Shoving myself into something that doesn't quite fit because the idea of it seems so wonderful is a concept I am quite familiar with. And around New Year's, with resolutions to be "better" and promises of a fresh slate coming at you left and right, it's one that most people can probably relate to, too. With New Year's comes the sudden, overpowering idea that it's time. Time to locate a part of yourself that needs fixing and get to work. Time to be that person, do that thing. Wear that dress.
So you squeeze and bend yourself into something based on the idea that you suddenly need to be a certain way — a certain version of you that isn't quite, well, you. You soften a little bit, harden a little bit somewhere else, bend over backwards, all to be that person. You won't recognize them, maybe, but New Year's often makes it seem like that's OK, that that's part of the transformation of it all. But it's dangerous.
For most of the New Year's of my teen years, I can remember having one resolution and one resolution only: To stop biting my nails. I was convinced that this little goal was just small enough that it was doable. I was also convinced that when I finally did stop biting my nails I would suddenly also be prettier, more put-together, and more mature. To stop biting my nails was the resolution, but to be someone else, someone better was the real goal. Not biting my nails was one tiny puzzle piece in the huge, grand scheme of becoming someone else. It was acknowledging that I needed fixing, and that this is how I would start.
When I failed to stop biting my nails every year, the feeling I remember more than anything else is embarrassment. And it wasn't because of my extra-short, nubby nails. It was because if I couldn't do this one small thing, then what hope did I have in becoming skinner? Being more popular? Getting a boyfriend? I felt like I had failed myself.
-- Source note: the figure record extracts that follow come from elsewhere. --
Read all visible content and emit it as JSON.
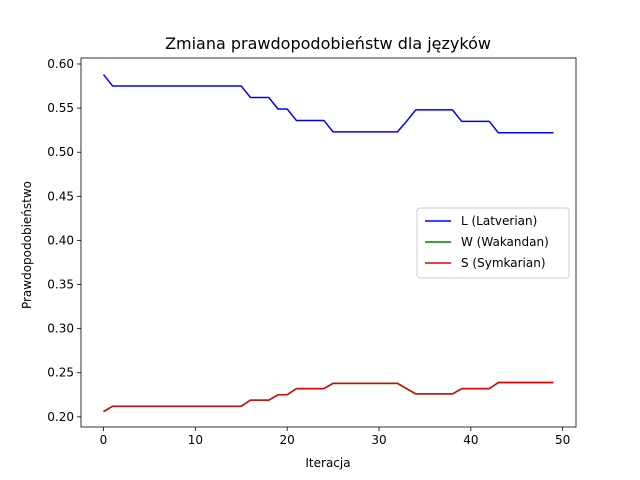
{
  "chart_data": {
    "type": "line",
    "title": "Zmiana prawdopodobieństw dla języków",
    "xlabel": "Iteracja",
    "ylabel": "Prawdopodobieństwo",
    "xlim": [
      -2.45,
      51.45
    ],
    "ylim": [
      0.1885,
      0.6068
    ],
    "xticks": [
      0,
      10,
      20,
      30,
      40,
      50
    ],
    "yticks": [
      0.2,
      0.25,
      0.3,
      0.35,
      0.4,
      0.45,
      0.5,
      0.55,
      0.6
    ],
    "ytick_labels": [
      "0.20",
      "0.25",
      "0.30",
      "0.35",
      "0.40",
      "0.45",
      "0.50",
      "0.55",
      "0.60"
    ],
    "grid": false,
    "legend_placement": "center-right",
    "x": [
      0,
      1,
      2,
      3,
      4,
      5,
      6,
      7,
      8,
      9,
      10,
      11,
      12,
      13,
      14,
      15,
      16,
      17,
      18,
      19,
      20,
      21,
      22,
      23,
      24,
      25,
      26,
      27,
      28,
      29,
      30,
      31,
      32,
      33,
      34,
      35,
      36,
      37,
      38,
      39,
      40,
      41,
      42,
      43,
      44,
      45,
      46,
      47,
      48,
      49
    ],
    "series": [
      {
        "name": "L (Latverian)",
        "color": "#0000ff",
        "values": [
          0.588,
          0.575,
          0.575,
          0.575,
          0.575,
          0.575,
          0.575,
          0.575,
          0.575,
          0.575,
          0.575,
          0.575,
          0.575,
          0.575,
          0.575,
          0.575,
          0.562,
          0.562,
          0.562,
          0.549,
          0.549,
          0.536,
          0.536,
          0.536,
          0.536,
          0.523,
          0.523,
          0.523,
          0.523,
          0.523,
          0.523,
          0.523,
          0.523,
          0.535,
          0.548,
          0.548,
          0.548,
          0.548,
          0.548,
          0.535,
          0.535,
          0.535,
          0.535,
          0.522,
          0.522,
          0.522,
          0.522,
          0.522,
          0.522,
          0.522
        ]
      },
      {
        "name": "W (Wakandan)",
        "color": "#008000",
        "values": [
          0.206,
          0.212,
          0.212,
          0.212,
          0.212,
          0.212,
          0.212,
          0.212,
          0.212,
          0.212,
          0.212,
          0.212,
          0.212,
          0.212,
          0.212,
          0.212,
          0.219,
          0.219,
          0.219,
          0.225,
          0.225,
          0.232,
          0.232,
          0.232,
          0.232,
          0.238,
          0.238,
          0.238,
          0.238,
          0.238,
          0.238,
          0.238,
          0.238,
          0.232,
          0.226,
          0.226,
          0.226,
          0.226,
          0.226,
          0.232,
          0.232,
          0.232,
          0.232,
          0.239,
          0.239,
          0.239,
          0.239,
          0.239,
          0.239,
          0.239
        ]
      },
      {
        "name": "S (Symkarian)",
        "color": "#e00000",
        "values": [
          0.206,
          0.212,
          0.212,
          0.212,
          0.212,
          0.212,
          0.212,
          0.212,
          0.212,
          0.212,
          0.212,
          0.212,
          0.212,
          0.212,
          0.212,
          0.212,
          0.219,
          0.219,
          0.219,
          0.225,
          0.225,
          0.232,
          0.232,
          0.232,
          0.232,
          0.238,
          0.238,
          0.238,
          0.238,
          0.238,
          0.238,
          0.238,
          0.238,
          0.232,
          0.226,
          0.226,
          0.226,
          0.226,
          0.226,
          0.232,
          0.232,
          0.232,
          0.232,
          0.239,
          0.239,
          0.239,
          0.239,
          0.239,
          0.239,
          0.239
        ]
      }
    ]
  }
}
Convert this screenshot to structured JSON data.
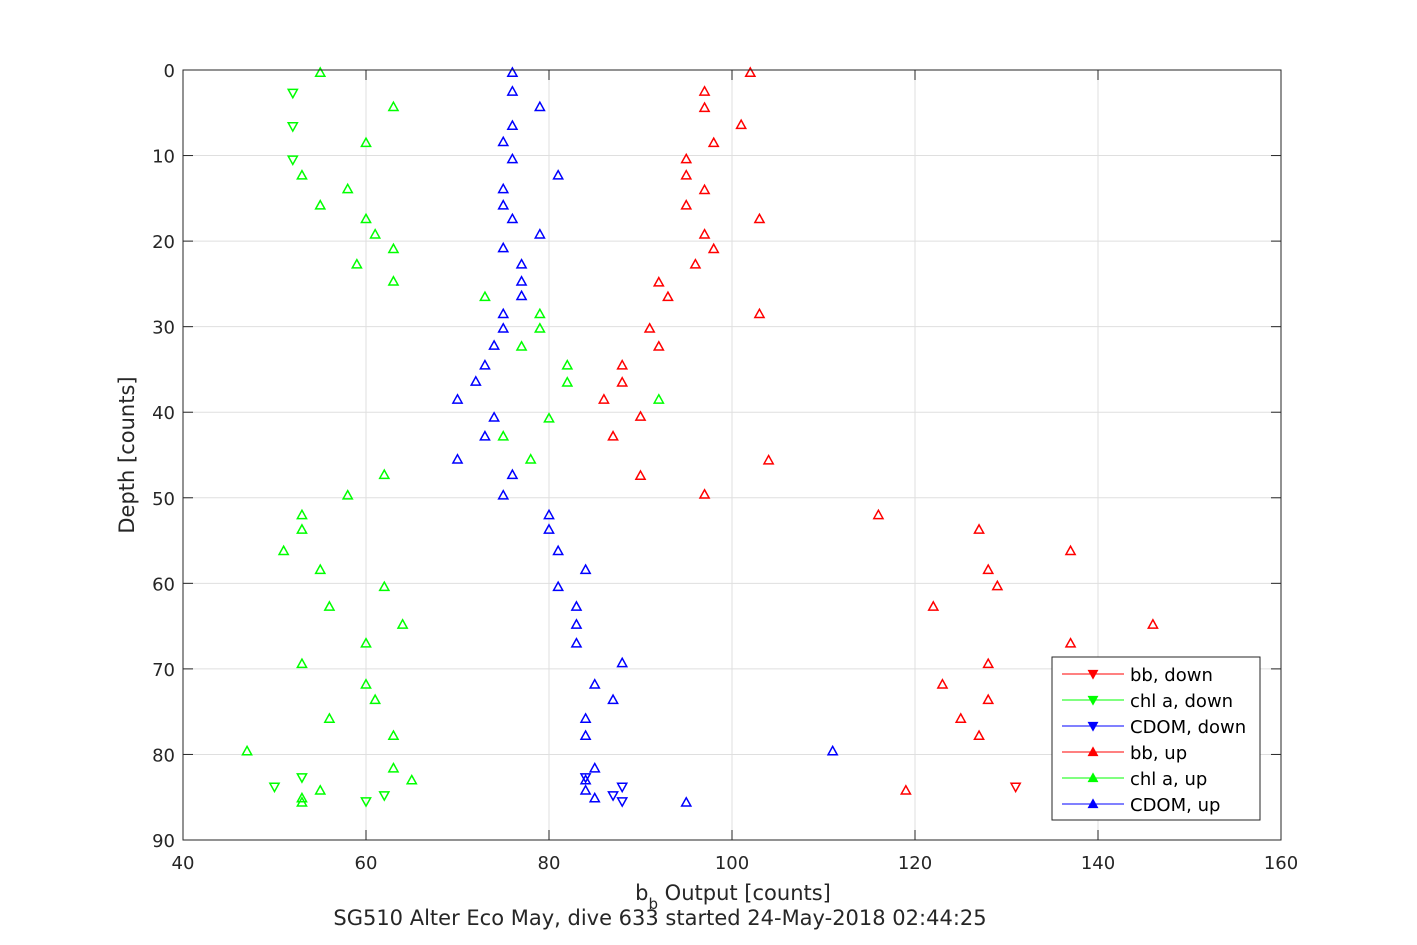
{
  "chart_data": {
    "type": "scatter",
    "xlabel_main": "b",
    "xlabel_sub": "b",
    "xlabel_rest": " Output [counts]",
    "ylabel": "Depth [counts]",
    "subtitle": "SG510 Alter Eco May, dive 633 started 24-May-2018 02:44:25",
    "xlim": [
      40,
      160
    ],
    "ylim": [
      0,
      90
    ],
    "y_reversed": true,
    "grid": true,
    "legend_position": "bottom-right",
    "x_ticks": [
      40,
      60,
      80,
      100,
      120,
      140,
      160
    ],
    "y_ticks": [
      0,
      10,
      20,
      30,
      40,
      50,
      60,
      70,
      80,
      90
    ],
    "series": [
      {
        "name": "bb, down",
        "color": "#ff0000",
        "marker": "triangle-down",
        "points": [
          [
            131,
            83.8
          ]
        ]
      },
      {
        "name": "chl a, down",
        "color": "#00ff00",
        "marker": "triangle-down",
        "points": [
          [
            52,
            2.7
          ],
          [
            52,
            6.6
          ],
          [
            52,
            10.5
          ],
          [
            50,
            83.8
          ],
          [
            53,
            82.7
          ],
          [
            60,
            85.5
          ],
          [
            62,
            84.8
          ]
        ]
      },
      {
        "name": "CDOM, down",
        "color": "#0000ff",
        "marker": "triangle-down",
        "points": [
          [
            84,
            82.7
          ],
          [
            87,
            84.8
          ],
          [
            88,
            83.8
          ],
          [
            88,
            85.5
          ]
        ]
      },
      {
        "name": "bb, up",
        "color": "#ff0000",
        "marker": "triangle-up",
        "points": [
          [
            102,
            0.3
          ],
          [
            97,
            2.5
          ],
          [
            97,
            4.4
          ],
          [
            101,
            6.4
          ],
          [
            98,
            8.5
          ],
          [
            95,
            10.4
          ],
          [
            95,
            12.3
          ],
          [
            97,
            14
          ],
          [
            95,
            15.8
          ],
          [
            103,
            17.4
          ],
          [
            97,
            19.2
          ],
          [
            98,
            20.9
          ],
          [
            96,
            22.7
          ],
          [
            92,
            24.8
          ],
          [
            93,
            26.5
          ],
          [
            103,
            28.5
          ],
          [
            91,
            30.2
          ],
          [
            92,
            32.3
          ],
          [
            88,
            34.5
          ],
          [
            88,
            36.5
          ],
          [
            86,
            38.5
          ],
          [
            90,
            40.5
          ],
          [
            87,
            42.8
          ],
          [
            104,
            45.6
          ],
          [
            90,
            47.4
          ],
          [
            97,
            49.6
          ],
          [
            116,
            52
          ],
          [
            127,
            53.7
          ],
          [
            137,
            56.2
          ],
          [
            128,
            58.4
          ],
          [
            129,
            60.3
          ],
          [
            122,
            62.7
          ],
          [
            146,
            64.8
          ],
          [
            137,
            67
          ],
          [
            128,
            69.4
          ],
          [
            123,
            71.8
          ],
          [
            128,
            73.6
          ],
          [
            125,
            75.8
          ],
          [
            127,
            77.8
          ],
          [
            119,
            84.2
          ]
        ]
      },
      {
        "name": "chl a, up",
        "color": "#00ff00",
        "marker": "triangle-up",
        "points": [
          [
            55,
            0.3
          ],
          [
            63,
            4.3
          ],
          [
            60,
            8.5
          ],
          [
            53,
            12.3
          ],
          [
            58,
            13.9
          ],
          [
            55,
            15.8
          ],
          [
            60,
            17.4
          ],
          [
            61,
            19.2
          ],
          [
            63,
            20.9
          ],
          [
            59,
            22.7
          ],
          [
            63,
            24.7
          ],
          [
            73,
            26.5
          ],
          [
            79,
            28.5
          ],
          [
            79,
            30.2
          ],
          [
            77,
            32.3
          ],
          [
            82,
            34.5
          ],
          [
            82,
            36.5
          ],
          [
            92,
            38.5
          ],
          [
            80,
            40.7
          ],
          [
            75,
            42.8
          ],
          [
            78,
            45.5
          ],
          [
            62,
            47.3
          ],
          [
            58,
            49.7
          ],
          [
            53,
            52
          ],
          [
            53,
            53.7
          ],
          [
            51,
            56.2
          ],
          [
            55,
            58.4
          ],
          [
            62,
            60.4
          ],
          [
            56,
            62.7
          ],
          [
            64,
            64.8
          ],
          [
            60,
            67
          ],
          [
            53,
            69.4
          ],
          [
            60,
            71.8
          ],
          [
            61,
            73.6
          ],
          [
            56,
            75.8
          ],
          [
            63,
            77.8
          ],
          [
            47,
            79.6
          ],
          [
            63,
            81.6
          ],
          [
            65,
            83
          ],
          [
            55,
            84.2
          ],
          [
            53,
            85.1
          ],
          [
            53,
            85.6
          ]
        ]
      },
      {
        "name": "CDOM, up",
        "color": "#0000ff",
        "marker": "triangle-up",
        "points": [
          [
            76,
            0.3
          ],
          [
            76,
            2.5
          ],
          [
            79,
            4.3
          ],
          [
            76,
            6.5
          ],
          [
            75,
            8.4
          ],
          [
            76,
            10.4
          ],
          [
            81,
            12.3
          ],
          [
            75,
            13.9
          ],
          [
            75,
            15.8
          ],
          [
            76,
            17.4
          ],
          [
            79,
            19.2
          ],
          [
            75,
            20.8
          ],
          [
            77,
            22.7
          ],
          [
            77,
            24.7
          ],
          [
            77,
            26.4
          ],
          [
            75,
            28.5
          ],
          [
            75,
            30.2
          ],
          [
            74,
            32.2
          ],
          [
            73,
            34.5
          ],
          [
            72,
            36.4
          ],
          [
            70,
            38.5
          ],
          [
            74,
            40.6
          ],
          [
            73,
            42.8
          ],
          [
            70,
            45.5
          ],
          [
            76,
            47.3
          ],
          [
            75,
            49.7
          ],
          [
            80,
            52
          ],
          [
            80,
            53.7
          ],
          [
            81,
            56.2
          ],
          [
            84,
            58.4
          ],
          [
            81,
            60.4
          ],
          [
            83,
            62.7
          ],
          [
            83,
            64.8
          ],
          [
            83,
            67
          ],
          [
            88,
            69.3
          ],
          [
            85,
            71.8
          ],
          [
            87,
            73.6
          ],
          [
            84,
            75.8
          ],
          [
            84,
            77.8
          ],
          [
            111,
            79.6
          ],
          [
            85,
            81.6
          ],
          [
            84,
            83
          ],
          [
            84,
            84.2
          ],
          [
            85,
            85.1
          ],
          [
            95,
            85.6
          ]
        ]
      }
    ]
  }
}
My perspective on what goals are important is, of course, different now (although my nails are just as short). The thing that remains the same, though, is that New Year's Resolutions are rarely just resolutions — they are often attached to a larger, heavy web of other ways to mold yourself into someone better. And while the basic concept self-improvement certainly isn't negative, the guilt and shame that are usually connected to it when it comes to New Year's can be damaging. For me, it's not the sparkly dress that's the problem, either. It's that I believed that it was the answer to achieving the perfect New Year's. It was the first domino in a series of dreams, goals, and resolutions that would ultimately make me into some version of myself I liked more.
It's still entirely possible that one day I will wear a sparkly New Year's Eve dress, and it will be glorious. But in the meantime, I've put the idea on the shelf in place of a new set of resolutions. And that means I'm not so much done as sparkle as I am with trying to force myself into any item of clothing — or version of myself — that doesn't feel quite right.